You really don't have time to cove that much territory. I recommend a week in London with several day trips (lots of possibilities- see website at end of this post). Then spend 1 or 2 days in Dublin , then move to somewhere on the Dingle pennsulia- you'll need to rent a car in Ireland. Do day trips from there. You'll save money if you rent a house or aparement in Ireland and an apartment in London. http://www.aaacarolinas.com/Magazine/2008/Jan-Feb/britain.htm?zip=28105&stateprov=nc&city=matthews
Will you br driving? Taking the train? Your mode of transport will make a difference. And - wow. There is so much to choose from, it would help the commenters to know your personal preferences. Are you museum lovers? Are you outdoorsy? Are you foodies? History buffs? Royal watchers? Beer drinkers? Do you hanker to see the Big Famous Sights, or do you prefer off-the-beaten-path sorts of things? Do you care about standing stones and menhirs and Merlin, or could you happily visit the UK without stopping off at Stonehenge? Do you love great cathedrals? Are you music lovers? What period of music? Do you like the Beatles? Do you watch "Coronation Street?" Have you ever dreamed of taking a picnic and hiring a punt? Do you watch soccer? Cricket? Darts? How about stately homes? There are oodles of places like Chatsworth to visit if you like glorious old piles where rich folks lived. And cemetaries! I think you could almost focus a tour on seeing weathered old headstones in romantic countryside.... So - yes, lots and lots to choose from. If I were you I would start by thinking about those questions, and then I would rent a couple of travel DVDs to see what tickles your fancy... or you can buy DVDs on this site. Oh - and what about Wales? I am utterly in love with Wales... there's plenty to see there, too - right on the way to Ireland.

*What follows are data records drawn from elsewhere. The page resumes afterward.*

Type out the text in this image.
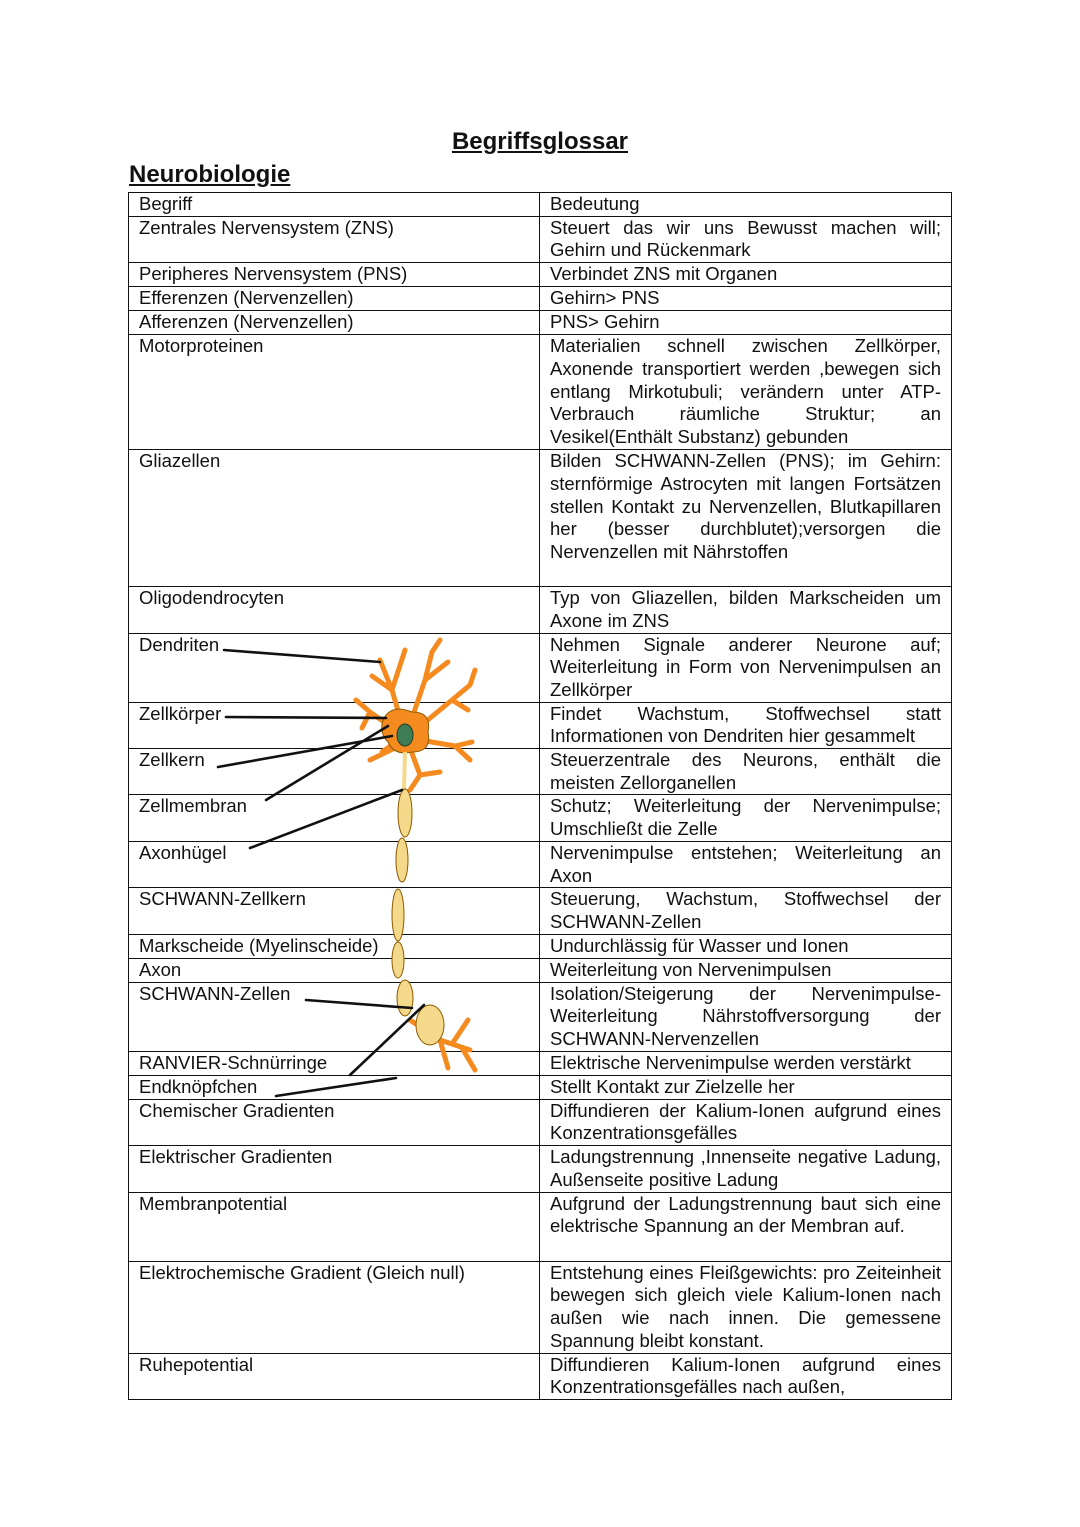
Begriffsglossar
Neurobiologie
Begriff	Bedeutung
Zentrales Nervensystem (ZNS)	Steuert das wir uns Bewusst machen will; Gehirn und Rückenmark
Peripheres Nervensystem (PNS)	Verbindet ZNS mit Organen
Efferenzen (Nervenzellen)	Gehirn> PNS
Afferenzen (Nervenzellen)	PNS> Gehirn
Motorproteinen	Materialien schnell zwischen Zellkörper, Axonende transportiert werden ,bewegen sich entlang Mirkotubuli; verändern unter ATP-Verbrauch räumliche Struktur; an Vesikel(Enthält Substanz) gebunden
Gliazellen	Bilden SCHWANN-Zellen (PNS); im Gehirn: sternförmige Astrocyten mit langen Fortsätzen stellen Kontakt zu Nervenzellen, Blutkapillaren her (besser durchblutet);versorgen die Nervenzellen mit Nährstoffen
Oligodendrocyten	Typ von Gliazellen, bilden Markscheiden um Axone im ZNS
Dendriten	Nehmen Signale anderer Neurone auf; Weiterleitung in Form von Nervenimpulsen an Zellkörper
Zellkörper	Findet Wachstum, Stoffwechsel statt Informationen von Dendriten hier gesammelt
Zellkern	Steuerzentrale des Neurons, enthält die meisten Zellorganellen
Zellmembran	Schutz; Weiterleitung der Nervenimpulse; Umschließt die Zelle
Axonhügel	Nervenimpulse entstehen; Weiterleitung an Axon
SCHWANN-Zellkern	Steuerung, Wachstum, Stoffwechsel der SCHWANN-Zellen
Markscheide (Myelinscheide)	Undurchlässig für Wasser und Ionen
Axon	Weiterleitung von Nervenimpulsen
SCHWANN-Zellen	Isolation/Steigerung der Nervenimpulse- Weiterleitung Nährstoffversorgung der SCHWANN-Nervenzellen
RANVIER-Schnürringe	Elektrische Nervenimpulse werden verstärkt
Endknöpfchen	Stellt Kontakt zur Zielzelle her
Chemischer Gradienten	Diffundieren der Kalium-Ionen aufgrund eines Konzentrationsgefälles
Elektrischer Gradienten	Ladungstrennung ,Innenseite negative Ladung, Außenseite positive Ladung
Membranpotential	Aufgrund der Ladungstrennung baut sich eine elektrische Spannung an der Membran auf.
Elektrochemische Gradient (Gleich null)	Entstehung eines Fleißgewichts: pro Zeiteinheit bewegen sich gleich viele Kalium-Ionen nach außen wie nach innen. Die gemessene Spannung bleibt konstant.
Ruhepotential	Diffundieren Kalium-Ionen aufgrund eines Konzentrationsgefälles nach außen,
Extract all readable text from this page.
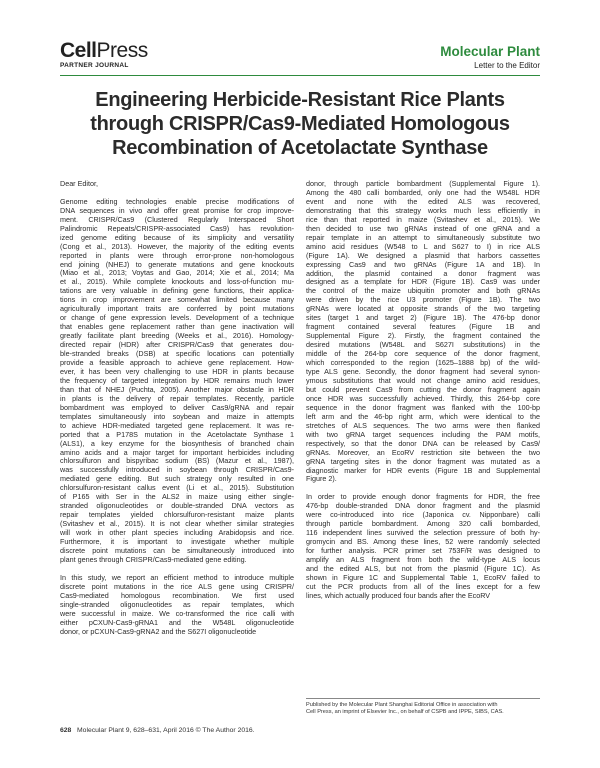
CellPress
PARTNER JOURNAL
Molecular Plant
Letter to the Editor
Engineering Herbicide-Resistant Rice Plants
through CRISPR/Cas9-Mediated Homologous
Recombination of Acetolactate Synthase

Dear Editor,

Genome editing technologies enable precise modifications of
DNA sequences in vivo and offer great promise for crop improve-
ment. CRISPR/Cas9 (Clustered Regularly Interspaced Short
Palindromic Repeats/CRISPR-associated Cas9) has revolution-
ized genome editing because of its simplicity and versatility
(Cong et al., 2013). However, the majority of the editing events
reported in plants were through error-prone non-homologous
end joining (NHEJ) to generate mutations and gene knockouts
(Miao et al., 2013; Voytas and Gao, 2014; Xie et al., 2014; Ma
et al., 2015). While complete knockouts and loss-of-function mu-
tations are very valuable in defining gene functions, their applica-
tions in crop improvement are somewhat limited because many
agriculturally important traits are conferred by point mutations
or change of gene expression levels. Development of a technique
that enables gene replacement rather than gene inactivation will
greatly facilitate plant breeding (Weeks et al., 2016). Homology-
directed repair (HDR) after CRISPR/Cas9 that generates dou-
ble-stranded breaks (DSB) at specific locations can potentially
provide a feasible approach to achieve gene replacement. How-
ever, it has been very challenging to use HDR in plants because
the frequency of targeted integration by HDR remains much lower
than that of NHEJ (Puchta, 2005). Another major obstacle in HDR
in plants is the delivery of repair templates. Recently, particle
bombardment was employed to deliver Cas9/gRNA and repair
templates simultaneously into soybean and maize in attempts
to achieve HDR-mediated targeted gene replacement. It was re-
ported that a P178S mutation in the Acetolactate Synthase 1
(ALS1), a key enzyme for the biosynthesis of branched chain
amino acids and a major target for important herbicides including
chlorsulfuron and bispyribac sodium (BS) (Mazur et al., 1987),
was successfully introduced in soybean through CRISPR/Cas9-
mediated gene editing. But such strategy only resulted in one
chlorsulfuron-resistant callus event (Li et al., 2015). Substitution
of P165 with Ser in the ALS2 in maize using either single-
stranded oligonucleotides or double-stranded DNA vectors as
repair templates yielded chlorsulfuron-resistant maize plants
(Svitashev et al., 2015). It is not clear whether similar strategies
will work in other plant species including Arabidopsis and rice.
Furthermore, it is important to investigate whether multiple
discrete point mutations can be simultaneously introduced into
plant genes through CRISPR/Cas9-mediated gene editing.

In this study, we report an efficient method to introduce multiple
discrete point mutations in the rice ALS gene using CRISPR/
Cas9-mediated homologous recombination. We first used
single-stranded oligonucleotides as repair templates, which
were successful in maize. We co-transformed the rice calli with
either pCXUN-Cas9-gRNA1 and the W548L oligonucleotide
donor, or pCXUN-Cas9-gRNA2 and the S627I oligonucleotide

donor, through particle bombardment (Supplemental Figure 1).
Among the 480 calli bombarded, only one had the W548L HDR
event and none with the edited ALS was recovered,
demonstrating that this strategy works much less efficiently in
rice than that reported in maize (Svitashev et al., 2015). We
then decided to use two gRNAs instead of one gRNA and a
repair template in an attempt to simultaneously substitute two
amino acid residues (W548 to L and S627 to I) in rice ALS
(Figure 1A). We designed a plasmid that harbors cassettes
expressing Cas9 and two gRNAs (Figure 1A and 1B). In
addition, the plasmid contained a donor fragment was
designed as a template for HDR (Figure 1B). Cas9 was under
the control of the maize ubiquitin promoter and both gRNAs
were driven by the rice U3 promoter (Figure 1B). The two
gRNAs were located at opposite strands of the two targeting
sites (target 1 and target 2) (Figure 1B). The 476-bp donor
fragment contained several features (Figure 1B and
Supplemental Figure 2). Firstly, the fragment contained the
desired mutations (W548L and S627I substitutions) in the
middle of the 264-bp core sequence of the donor fragment,
which corresponded to the region (1625–1888 bp) of the wild-
type ALS gene. Secondly, the donor fragment had several synon-
ymous substitutions that would not change amino acid residues,
but could prevent Cas9 from cutting the donor fragment again
once HDR was successfully achieved. Thirdly, this 264-bp core
sequence in the donor fragment was flanked with the 100-bp
left arm and the 46-bp right arm, which were identical to the
stretches of ALS sequences. The two arms were then flanked
with two gRNA target sequences including the PAM motifs,
respectively, so that the donor DNA can be released by Cas9/
gRNAs. Moreover, an EcoRV restriction site between the two
gRNA targeting sites in the donor fragment was mutated as a
diagnostic marker for HDR events (Figure 1B and Supplemental
Figure 2).

In order to provide enough donor fragments for HDR, the free
476-bp double-stranded DNA donor fragment and the plasmid
were co-introduced into rice (Japonica cv. Nipponbare) calli
through particle bombardment. Among 320 calli bombarded,
116 independent lines survived the selection pressure of both hy-
gromycin and BS. Among these lines, 52 were randomly selected
for further analysis. PCR primer set 753F/R was designed to
amplify an ALS fragment from both the wild-type ALS locus
and the edited ALS, but not from the plasmid (Figure 1C). As
shown in Figure 1C and Supplemental Table 1, EcoRV failed to
cut the PCR products from all of the lines except for a few
lines, which actually produced four bands after the EcoRV

Published by the Molecular Plant Shanghai Editorial Office in association with
Cell Press, an imprint of Elsevier Inc., on behalf of CSPB and IPPE, SIBS, CAS.
628 Molecular Plant 9, 628–631, April 2016 © The Author 2016.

I'm a little more optimistic than Ed but you can easily spend 14 days on either island. I suggest you get Rick's books on Great Britain and Ireland. Pay attention to his recommended priorities. Decide how you want to split your time between the islands. For GB Rick would have you go to London for 3 days. Bath for 2 and Edinburgh for 2. York would get 1 day. In Ireland Dublin would get 2 days and Dingle 2. I think he then has Belfast but I think that's with a heavy dose of political correctness. IMHO, I think you should give more weight to GB. I'll throw out a suggestion for you to consider and others to refute. After arriving in London, start in Bath for 2 nights. Go back into London for 3 nights. Take the train to York and stay 2 nights. Go onto Edinburgh for 2 nights. Hop over to Shannon and visit Dingle for 2 nights (You'll need a car here). Drive to Dublin through Cashell (see the Rock of Cashell) and Glendalough. You'll probably need to spend the night in Cashell. Finish up in Dublin but consider seeing Newgrange/Knowth if you can. Personally, I'd pick one island and see more of it.
Four days in London with one day-trip to a place of your choice: Bath, Cambridge, Cotswalds, etc. Four days Edinburgh with one or two daytrips. Fly to Dublin, take the train to Galway, drive a rental car all over western Ireland. Return to Dublin to fly home. Get books for all the options for things to do in these countries. In London, if it's your first time, Westminster Abbey, Buckingham Palace, Trafalgar Square area, are basic sights. RS has walking tours for London. Many museums are free: the British Museum, National Gallery, Tate, Victoria and Albert, etc.